Flamescope is a new open source performance visualization tool that uses subsecond offset heat maps and flame graphs to analyze periodic activity, variance, and perturbations. We posted this on the Netflix TechBlog, Netflix FlameScope, and the tool is on github. While flame graphs are well understood, subsecond offset heat maps are not (they are another visualization I invented a while ago). FlameScope should help adoption.
In summary: the x-axis are columns of whole seconds, and the y-axis is the fraction within each second, grouped as buckets (boxes). The box color scales to show the number of events that happened at that second and subsecond: darker is more. Here's a real subsecond offset heat map of CPU samples:
What can you identify in this? In this post I'll draw some synthetic subsecond offset heat maps for CPU samples, so I can separate out and show you patterns. In the real flame scope tool, these patterns can be selected and a flame graph generated, to show the responsible code paths (I'm not demonstrating flame graphs here).
1. One thread, once per second
A thread wakes up at the same offset each second, done a few milliseconds of work, then goes back to sleep.
2. One thread, twice per second
The wakeups are exactly 500 ms apart. It could be two threads, but chances are it's one, given the 500 ms offset.
3. Two threads
This looks like two threads waking up once per second.
4. One busy-wait thread, once per second
This thread does about 20 ms of work, then sleeps for a whole second (1000 ms). It's a common pattern, and results in the wakeup offset creeping forward each second.
5. One busy-wait thread, twice per second
The wakeups are now 500 ms apart. Chances are it's one thread, twice per second.
6. One heavy-busy-wait thread
The slope is higher, as it's doing more work per second, looks like about 80 ms.
7. One less-busy-wait thread
The slope is less, as it's doing less work per second, probably a few milliseconds.
8. One busy-wait thread, once every five seconds
Now it's only waking up once every 5 seconds.
If you're already wondering, I think we can calculate the CPU busy time on each wakeup based on the angle and the spacing between wakeups:
busy_time = (1000ms / (heatmap_rows x spacing)) x tan(angle)

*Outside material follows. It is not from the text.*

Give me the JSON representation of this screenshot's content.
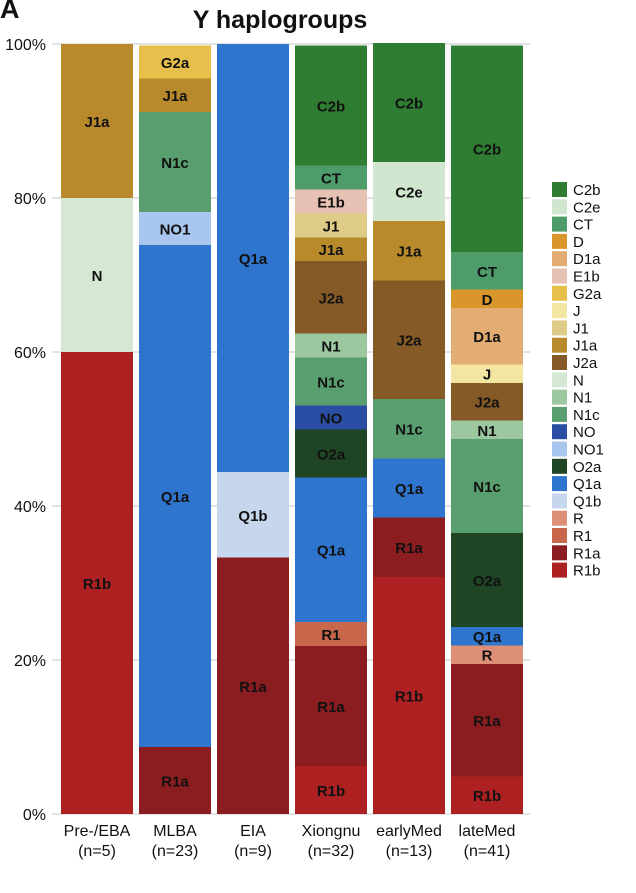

So my earlier 45 degree line would be:
busy_time = (1000ms / (50 x 1)) x tan(45) = 20ms
9. CPUs 100% utilized
What it would look like if you maxed out all CPUs perfectly.
10. CPUs 50% utilized
Real world workloads look more like this. It's composed of short requests, random arrivals.
11. CPUs 25% utilized
Same workload at 25%.
12. CPUs 5% utilized
Same workload at 5%.
13. Load increasing
Over the span of 2 minutes, the load has become heavier.
14. Variable load
Every 30 seconds there is 5 seconds of heavier work.
15. CPU perturbations
Every so often, all CPUs max out for 100s of ms. (Eg, GC).
16. CPU blocking
Every so often, all CPUs idle for 100s of ms. (Eg, I/O).
17. Single-threaded blocking
Every so often, all CPUs idle except one (pink lines, not white) (Eg, global locks).
The last pattern is especially interesting: it happens when all threads are blocked on a lock, which is held by one thread that's running on-CPU. What's that thread doing? Just click the pink line in FlameScope and now you're looking at its flame graph. This makes analyzing a difficult performance problem trivial.
Now what can you see?:
You now speak flame scope. In the real flame scope tool, you can select each of those patterns, and a flame graph will be shown that explains the code paths responsible.
Tonight I'm giving a talk at the LinkedIn performance meetup on FlameScope with my colleague Martin Spier, who has done most of the development work for the Netflix/FlameScope tool.
Good luck FlameScoping, and please share screenshots of the interesting patterns you encounter!